The Hummingbird Wars

The human world subscribes to the adage “if you build it they will come”, but the Hummer world subscribes to “if you leave it undefended they will come” – and by ‘they’, we’re talking other hummingbirds (not the military vehicle which adopts the same attitude).

We rural dwellers who mistakenly believe we are ‘owners’ of property know, all too well, about Hummingbird Wars. They occur right here, outside our very windows and on our very turf – literally under our noses - and involve swordfights, high-speed chases, and standoffs: all the elements of war conducted right outside the kitchen window.

The opening shot is subtle … and nearly invisible, to those not in the ‘know’. A barrage of ‘chittering’ conducted from a local tree (conveniently located only a few feet away from the coveted flower or feeder) alerts invading perps that THIS territory HAS been claimed.

Ignore this chittering warning and the second round of defense is revealed: a high-speed humming rush at the invader. It’s akin to a bullet speeding by: you can feel the brush of death on your cheek, but ya never saw it coming!

One of two events then transpires: either the perp flees, closely followed by a B-52 bomber hot on his tail; or a swordfight ensues.

You simply haven’t lived until you’ve seen two Hummers going at it beak to beak. 

 Hummingbirds 

“En guarde, interloper!”

Our Hummers display yet another talent: the ability to not only recognize humans as the source of that red sugary syrup in the hanging feeder; but the ability to GO AND GET ‘EM when said feeders are wantonly allowed to get too low.

My friend didn’t believe this (indeed, there IS such a sin as anthropomorphism: “…the attribution of human characteristics to other animals, non-living things, phenomenon….”),  but we definitely weren’t guilty in this case, as she experienced when a fading feeder prompted a small hoover in front of our living room window and a quick beak tap on the glass, followed by a short flight to point out the feeder in question to the obviously brain-dead TV-watchers behind the window. Clearly, we were once again lacking in Hummer services – and the front lines were letting us know before an army of indignant swordfighters descended!

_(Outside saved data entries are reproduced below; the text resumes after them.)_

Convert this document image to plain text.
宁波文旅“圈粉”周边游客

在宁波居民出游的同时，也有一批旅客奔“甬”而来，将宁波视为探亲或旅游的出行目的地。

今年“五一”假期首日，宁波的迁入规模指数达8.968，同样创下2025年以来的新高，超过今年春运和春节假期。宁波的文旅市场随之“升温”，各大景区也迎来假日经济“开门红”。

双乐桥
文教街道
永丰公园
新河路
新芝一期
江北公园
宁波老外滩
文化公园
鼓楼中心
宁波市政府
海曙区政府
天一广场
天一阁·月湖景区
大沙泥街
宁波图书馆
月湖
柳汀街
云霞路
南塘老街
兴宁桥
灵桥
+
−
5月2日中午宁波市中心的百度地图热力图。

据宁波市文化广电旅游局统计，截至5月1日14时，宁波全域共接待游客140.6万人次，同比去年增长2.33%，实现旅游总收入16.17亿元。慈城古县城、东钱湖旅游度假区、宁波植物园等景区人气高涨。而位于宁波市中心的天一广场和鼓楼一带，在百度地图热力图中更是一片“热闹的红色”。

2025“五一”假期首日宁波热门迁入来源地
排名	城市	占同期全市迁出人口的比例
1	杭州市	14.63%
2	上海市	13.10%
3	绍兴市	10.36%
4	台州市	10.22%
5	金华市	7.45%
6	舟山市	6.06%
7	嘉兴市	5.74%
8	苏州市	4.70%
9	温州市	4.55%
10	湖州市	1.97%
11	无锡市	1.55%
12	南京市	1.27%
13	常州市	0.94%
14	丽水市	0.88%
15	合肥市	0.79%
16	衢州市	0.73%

The Peanut Gallery scoffed at my observations – until a swordfight took place quite literally under his nose. I gather the Hummers considered TPG large enough to hide behind (and fly around) in the midst of quite a jolly battle.

And his morning newspaper was quite neatly interrupted by repeated tapping on the front window next to his chair and the spectre of an Unhappy Hummer flying back and forth from window to empty feeder. The message was clear: “Look, you lazy oaf – birds are STARVING while you browse the morning news!”

A further point about emptiness was made when Harry Hummer landed on the feeder, looked sadly at less than inch of red fluid left, and blew a few tiny bubbles into the jar to demonstrate the lack of volume within.

I can’t think of ANY other small bird or beast which is as entertaining!

Our friend Elfie from Germany took the cake in Hummingbird observation, though. Apparently they don’t have hummers in her area of Germany (…not the bird, anyways…)

On a camping trip with her husband she bravely climbed the hill alone to the woman’s bathrooms, only to come flying down, screaming, a short time later: “You have the BIGGEST MOSQUITOES in your country!”

You got it.

Little did she know, OUR ‘big mosquitoes’ fence in their spare time, and tap their humans for free refills!